It’s a curious thing, to me, why people read about food. Food isn’t something you read about, it’s something you eat. You can’t experience food by reading about it, the same way you can’t experience the squishy, hot sand on your feet by looking at a picture of a beach or the crusty, hard calluses on your fingers by watching a video of a guitarist. Still people look at pictures of beaches and watch videos of guitarists. I am guilty of living to eat more than eating to live, I cook professionally and I dine playfully. But despite my love for all things food, even I don’t particularly enjoy reading about food.
Restaurant reviews are to find out if you should eat there. Why not read the menu? Well the menu is just like a product description in a brochure. Of course it’s going to sound good; the people who wrote it are paid to make sure it does. Food critics and restaurant reviewers are paid to do the same thing but without bias. They will condemn as easily as praise, sometimes with increased enthusiasm, because it’s fun to write and to read. Either way, all too soon, I want to abandon ship. I am a tough critic, not because I have an extraordinarily sensitive palette or unusually high expectations, but because I grow bored of things quicker than I can finish eating them. I know that if a dish or a meal retains my interest, it’s noteworthy. No amount of food writing, biased or not, can tell me if a dish can do that.
Like a movie critic walking into a movie without knowing the title or cast or watching a trailer, you’ll never have a more raw encounter than dining with no more information than what your past experiences have provided. Then fill in the blanks as you go.
Cookbooks are also a practical tool to learn from but the ingredients list is often enough to work with. No method. No instruction. No fluff. Just the ingredients saying, “We are good together so make it work.” And have fun! You need to approach it with a little more knowledge and technique up front, but you will become more innately aware of the ingredients and what to do with them. It’s a wonderfully spontaneous way to connect with food and it can be a hell of a lot more fun than following directions.

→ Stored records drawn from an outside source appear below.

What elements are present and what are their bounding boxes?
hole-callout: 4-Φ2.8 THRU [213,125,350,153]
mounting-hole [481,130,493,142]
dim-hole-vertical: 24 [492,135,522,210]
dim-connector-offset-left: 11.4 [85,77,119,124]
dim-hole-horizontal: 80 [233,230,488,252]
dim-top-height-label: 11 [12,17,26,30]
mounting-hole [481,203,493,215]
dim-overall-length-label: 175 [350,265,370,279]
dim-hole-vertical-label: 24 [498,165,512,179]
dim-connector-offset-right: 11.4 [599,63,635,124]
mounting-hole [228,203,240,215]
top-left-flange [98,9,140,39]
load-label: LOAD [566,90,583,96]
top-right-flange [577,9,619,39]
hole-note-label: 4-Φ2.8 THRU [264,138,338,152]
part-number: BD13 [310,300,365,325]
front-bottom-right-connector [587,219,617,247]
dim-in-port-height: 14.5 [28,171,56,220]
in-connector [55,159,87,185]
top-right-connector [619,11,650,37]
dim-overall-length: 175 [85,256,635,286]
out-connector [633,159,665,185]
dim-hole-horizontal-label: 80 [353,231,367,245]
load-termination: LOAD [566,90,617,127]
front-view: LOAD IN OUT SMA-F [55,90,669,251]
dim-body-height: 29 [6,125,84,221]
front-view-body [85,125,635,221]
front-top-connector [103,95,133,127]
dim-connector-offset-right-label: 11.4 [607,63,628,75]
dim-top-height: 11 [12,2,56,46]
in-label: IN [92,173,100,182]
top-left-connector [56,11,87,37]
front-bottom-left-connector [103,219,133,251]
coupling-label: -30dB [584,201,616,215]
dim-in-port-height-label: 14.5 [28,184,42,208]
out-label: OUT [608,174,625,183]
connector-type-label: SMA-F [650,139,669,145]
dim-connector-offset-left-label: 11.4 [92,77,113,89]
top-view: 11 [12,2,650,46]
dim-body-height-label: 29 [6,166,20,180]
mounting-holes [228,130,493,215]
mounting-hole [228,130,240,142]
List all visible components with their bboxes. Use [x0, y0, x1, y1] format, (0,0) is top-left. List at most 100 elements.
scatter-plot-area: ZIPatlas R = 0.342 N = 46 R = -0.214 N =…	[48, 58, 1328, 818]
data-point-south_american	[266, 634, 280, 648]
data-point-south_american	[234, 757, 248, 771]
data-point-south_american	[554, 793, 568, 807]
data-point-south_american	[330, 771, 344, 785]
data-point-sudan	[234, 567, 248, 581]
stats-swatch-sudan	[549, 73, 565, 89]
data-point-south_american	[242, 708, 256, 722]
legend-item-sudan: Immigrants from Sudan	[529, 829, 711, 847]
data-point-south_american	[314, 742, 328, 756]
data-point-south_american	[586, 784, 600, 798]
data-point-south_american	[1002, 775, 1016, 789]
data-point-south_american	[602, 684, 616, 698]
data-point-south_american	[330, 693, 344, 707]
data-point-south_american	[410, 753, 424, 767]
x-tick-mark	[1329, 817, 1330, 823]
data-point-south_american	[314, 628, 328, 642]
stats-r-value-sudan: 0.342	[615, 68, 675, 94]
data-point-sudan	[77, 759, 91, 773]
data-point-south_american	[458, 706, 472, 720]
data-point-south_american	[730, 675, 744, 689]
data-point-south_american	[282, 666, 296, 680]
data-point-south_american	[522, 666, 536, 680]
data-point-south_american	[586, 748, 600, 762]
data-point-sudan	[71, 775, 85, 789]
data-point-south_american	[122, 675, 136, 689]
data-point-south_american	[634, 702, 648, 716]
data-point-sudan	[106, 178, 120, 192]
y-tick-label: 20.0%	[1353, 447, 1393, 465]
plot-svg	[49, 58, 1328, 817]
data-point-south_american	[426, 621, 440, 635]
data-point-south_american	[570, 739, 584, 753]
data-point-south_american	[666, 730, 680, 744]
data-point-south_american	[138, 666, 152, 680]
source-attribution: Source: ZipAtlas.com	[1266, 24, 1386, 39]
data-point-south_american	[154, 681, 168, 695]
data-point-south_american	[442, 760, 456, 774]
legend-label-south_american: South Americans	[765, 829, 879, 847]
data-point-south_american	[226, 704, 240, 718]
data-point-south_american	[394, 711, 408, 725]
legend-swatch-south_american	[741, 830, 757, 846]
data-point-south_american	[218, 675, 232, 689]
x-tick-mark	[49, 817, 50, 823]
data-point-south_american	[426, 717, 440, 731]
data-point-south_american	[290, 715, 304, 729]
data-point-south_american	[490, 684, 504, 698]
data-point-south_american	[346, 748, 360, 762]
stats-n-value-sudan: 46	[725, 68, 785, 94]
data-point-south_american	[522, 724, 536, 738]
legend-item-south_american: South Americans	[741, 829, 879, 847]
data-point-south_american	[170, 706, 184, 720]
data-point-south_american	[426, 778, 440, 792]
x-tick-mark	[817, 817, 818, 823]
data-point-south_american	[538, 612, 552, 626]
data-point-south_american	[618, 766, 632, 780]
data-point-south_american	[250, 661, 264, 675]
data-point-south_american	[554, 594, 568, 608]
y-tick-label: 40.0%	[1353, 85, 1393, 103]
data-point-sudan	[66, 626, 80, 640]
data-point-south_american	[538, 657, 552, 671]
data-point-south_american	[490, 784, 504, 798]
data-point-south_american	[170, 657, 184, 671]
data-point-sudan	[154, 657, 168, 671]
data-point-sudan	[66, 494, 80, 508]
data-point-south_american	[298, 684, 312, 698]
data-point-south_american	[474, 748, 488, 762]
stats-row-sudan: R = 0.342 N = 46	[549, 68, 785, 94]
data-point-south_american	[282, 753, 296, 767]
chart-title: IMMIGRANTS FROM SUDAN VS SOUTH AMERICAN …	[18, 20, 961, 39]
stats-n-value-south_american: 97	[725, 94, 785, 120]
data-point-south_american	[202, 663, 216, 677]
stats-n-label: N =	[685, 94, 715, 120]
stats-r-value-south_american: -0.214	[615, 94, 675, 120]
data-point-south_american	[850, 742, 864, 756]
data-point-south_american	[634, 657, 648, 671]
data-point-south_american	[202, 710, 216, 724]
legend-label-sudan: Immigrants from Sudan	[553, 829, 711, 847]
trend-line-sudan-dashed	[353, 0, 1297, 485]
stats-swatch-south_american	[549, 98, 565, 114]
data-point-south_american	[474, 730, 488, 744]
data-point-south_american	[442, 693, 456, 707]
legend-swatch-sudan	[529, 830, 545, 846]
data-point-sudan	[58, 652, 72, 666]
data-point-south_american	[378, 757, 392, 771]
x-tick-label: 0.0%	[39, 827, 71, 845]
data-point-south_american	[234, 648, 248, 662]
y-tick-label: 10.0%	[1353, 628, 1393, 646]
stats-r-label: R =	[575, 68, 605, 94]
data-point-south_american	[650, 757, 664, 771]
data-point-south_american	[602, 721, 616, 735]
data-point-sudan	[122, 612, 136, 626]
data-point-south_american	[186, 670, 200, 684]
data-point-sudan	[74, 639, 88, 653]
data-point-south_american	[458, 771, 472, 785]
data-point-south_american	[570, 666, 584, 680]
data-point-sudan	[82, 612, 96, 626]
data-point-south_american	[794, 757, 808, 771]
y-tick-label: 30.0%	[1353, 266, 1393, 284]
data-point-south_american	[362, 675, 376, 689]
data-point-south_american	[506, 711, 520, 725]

Other kinds of food writing are fascinating. Bourdain exposes the cutthroat chaos that is commercial kitchens. Nestle analyzes the great dilemma that is one’s food choices. Pollan uncovers the truth behind industrial and commercial food production. This writing has merit. It can open your eyes to things you may never have known and wouldn’t know just by eating or cooking or buying. The dedication and passion that restaurant cooks must have, for example, might inspire you. But the fact that a free-range chicken still spends most of its life in confinement, on the other hand, might dishearten you. Positive or negative, it alters your impressions. I learn about food every day and am better at what I do as a result, but my personal eating and cooking is often done with some of that knowledge left under the table, so to speak, for the sake of my own joy and pleasure. I’m not going to let the knowledge that McDonald’s food is shit for my body get in the way of my enjoyment of it when I do choose to indulge.
When it comes down to it, I’m interested in food, so I eat it. I want to discover it, so I cook it. There is value in food writing and there is value in reading it, and I do write it and I do read it. But there is considerably more value in experiencing it. The reality is that what someone says or writes about an experience is never as valuable as the experience itself. So I intend to experience them myself as much as humanly possible.
It’s still a curious thing, to me, why people might spend their time reading about food more than they spend their time truly experiencing it. The real challenge is to read enough to know what’s out there but then put the book down and go.